Мой Ульянов

Возможно, кто-то из моих коллег уже писал об этом, свидетелем того случая был далеко не я один. Но это простительный повтор, я думаю.

Я видел Михаила Ульянова воочию всего однажды. Но навсегда запомню его именно таким.

Это произошло уже больше шести лет назад, в сентябре 2000. «Эхо Москвы» праздновало 10 лет своего существования и устроило встречу со слушателями в театре Вахтангова. Мы, эфирные сотрудники сидели на сцене и по очереди выходили что-нибудь говорить, а между нашими выступлениями были номера профессиональных артистов. Мы расселись на сцене за закрытым занавесом, Ульянов открывал вечер на правах хозяина. Зрители в зале увидели великолепного артиста Михаила Ульянова, пожилого, но очень энергичного, поджарого мужчину, который красиво сказал нам теплые слова и удалился под аплодисменты — наши и публики.

Мы же видели чуть больше — до и после. За занавес еле-еле подошел, сильно хромая опираясь на трость и на чью-то руку, согбенный немощный старик. Он очень тихо и с большим трудом что-то говорил людям, которые стояли рядом с ним. Были большие сомнения, что он вообще сможет выйти и что-то сказать публике. Но вот, занавес начал раздвигаться и произошло чудо. Ульянов вдруг преобразился: резко откинул палку в сторону, выпрямился, поднял голову и вышел к микрофону. Дальше мы и зрители наблюдали одно и то же, только мы — со спины. Зрители и не подозревали, а я даже не слушал, что он говорит, потому что, затаив дыхание, смотрел и не понимал, как же он это может. Неужели не сломается, не споткнется, не поперхнется. И в конце его выступления я просто забыл, как он выглядел за сценой, просто забыл. Он завершил свое выступление, поклонился, уверенно дошагал до кулисы и… буквально упал руками на подставленную кем-то его клюку. Рядом с нами, тяжело дыша, едва стоял прежний старик, лишь отдаленно напоминающий Ульянова.

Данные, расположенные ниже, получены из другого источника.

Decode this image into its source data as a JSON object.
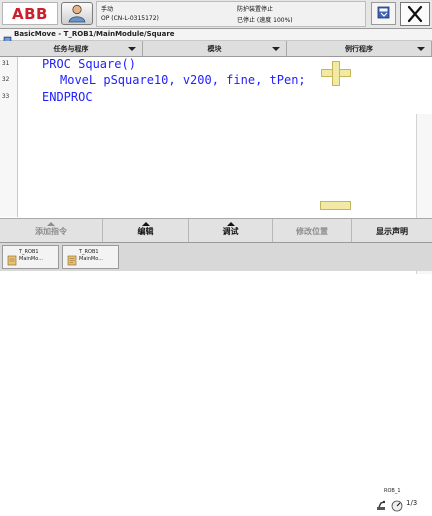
{
  "brand": {
    "logo": "ABB"
  },
  "status": {
    "mode": "手动",
    "controller": "OP (CN-L-0315172)",
    "safety": "防护装置停止",
    "run": "已停止 (速度 100%)"
  },
  "window": {
    "title": "BasicMove - T_ROB1/MainModule/Square"
  },
  "menu": {
    "items": [
      "任务与程序",
      "模块",
      "例行程序"
    ]
  },
  "editor": {
    "lines": [
      {
        "num": "31",
        "text": "PROC Square()"
      },
      {
        "num": "32",
        "text": "MoveL pSquare10, v200, fine, tPen;"
      },
      {
        "num": "33",
        "text": "ENDPROC"
      }
    ]
  },
  "toolbar": {
    "buttons": [
      {
        "label": "添加指令",
        "enabled": false
      },
      {
        "label": "编辑",
        "enabled": true
      },
      {
        "label": "调试",
        "enabled": true
      },
      {
        "label": "修改位置",
        "enabled": false
      },
      {
        "label": "显示声明",
        "enabled": true
      }
    ]
  },
  "taskbar": {
    "tasks": [
      {
        "line1": "T_ROB1",
        "line2": "MainMo..."
      },
      {
        "line1": "T_ROB1",
        "line2": "MainMo..."
      }
    ],
    "rob": {
      "label": "ROB_1",
      "speed": "1/3"
    }
  },
  "colors": {
    "logo_red": "#cc1f2b",
    "code_blue": "#1f1fff",
    "zoom_fill": "#f2e9a4"
  },
  "icons": {
    "user": "user-icon",
    "task_window": "window-icon",
    "close": "close-icon",
    "zoom_in": "plus-icon",
    "zoom_out": "minus-icon"
  }
}
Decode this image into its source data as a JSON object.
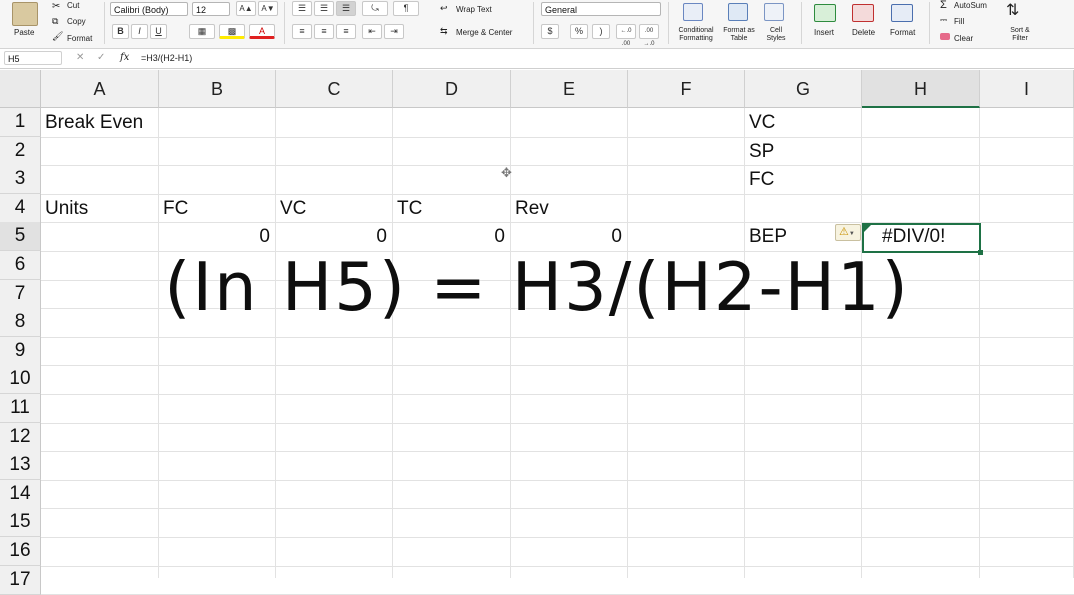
{
  "ribbon": {
    "clipboard": {
      "paste": "Paste",
      "cut": "Cut",
      "copy": "Copy",
      "format": "Format"
    },
    "font": {
      "family": "Calibri (Body)",
      "size": "12",
      "grow": "A▲",
      "shrink": "A▼",
      "bold": "B",
      "italic": "I",
      "underline": "U"
    },
    "alignment": {
      "wrap_text": "Wrap Text",
      "merge_center": "Merge & Center"
    },
    "number": {
      "format": "General",
      "currency": "$",
      "percent": "%",
      "comma": ")",
      "inc_decimal": "←.0 .00",
      "dec_decimal": ".00 →.0"
    },
    "styles": {
      "conditional_formatting": "Conditional Formatting",
      "format_as_table": "Format as Table",
      "cell_styles": "Cell Styles"
    },
    "cells": {
      "insert": "Insert",
      "delete": "Delete",
      "format": "Format"
    },
    "editing": {
      "autosum": "AutoSum",
      "fill": "Fill",
      "clear": "Clear",
      "sort_filter": "Sort & Filter"
    }
  },
  "formula_bar": {
    "name_box": "H5",
    "cancel": "✕",
    "enter": "✓",
    "fx": "fx",
    "formula": "=H3/(H2-H1)"
  },
  "columns": [
    "A",
    "B",
    "C",
    "D",
    "E",
    "F",
    "G",
    "H",
    "I"
  ],
  "rows": [
    "1",
    "2",
    "3",
    "4",
    "5",
    "6",
    "7",
    "8",
    "9",
    "10",
    "11",
    "12",
    "13",
    "14",
    "15",
    "16",
    "17"
  ],
  "cells": {
    "A1": "Break Even",
    "G1": "VC",
    "G2": "SP",
    "G3": "FC",
    "A4": "Units",
    "B4": "FC",
    "C4": "VC",
    "D4": "TC",
    "E4": "Rev",
    "B5": "0",
    "C5": "0",
    "D5": "0",
    "E5": "0",
    "G5": "BEP",
    "H5": "#DIV/0!"
  },
  "overlay_caption": "(In H5) = H3/(H2-H1)",
  "colors": {
    "accent": "#1e7145",
    "warning": "#f2c12e"
  }
}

Можно называть это как угодно: профессионализм, самоотдача, сцена лечит, show must go on, неважно. Это потрясает. Я часто вспоминал этот случай. Когда мне, молодому и тьфу-тьфу здоровому жеребцу самому приходилось работать через «не могу». Когда кто-то жаловался на недомогание, страшно мешающее выйти к микрофону, к камере или на сцену. Здоровье надо беречь, второго ведь не купишь, все верно. Если ты прямо сейчас умрешь, зрители больше тебя не увидят, а слушатели не услышат, все так. Но чего стоят эти правильные доводы, когда перед глазами возникает стремительно молодеющий старик, который отбрасывает палку и с прямой. как струна спиной идет через сцену к микрофону? И где настоящая победа жизни над смертью?

Честно сказать, я практически больше ничего не помню с того праздника десятилетия «Эха Москвы» в театре Вахтангова. Но этот эпизод — очень ярко от начала до конца. И, наверное, уже не забуду никогда.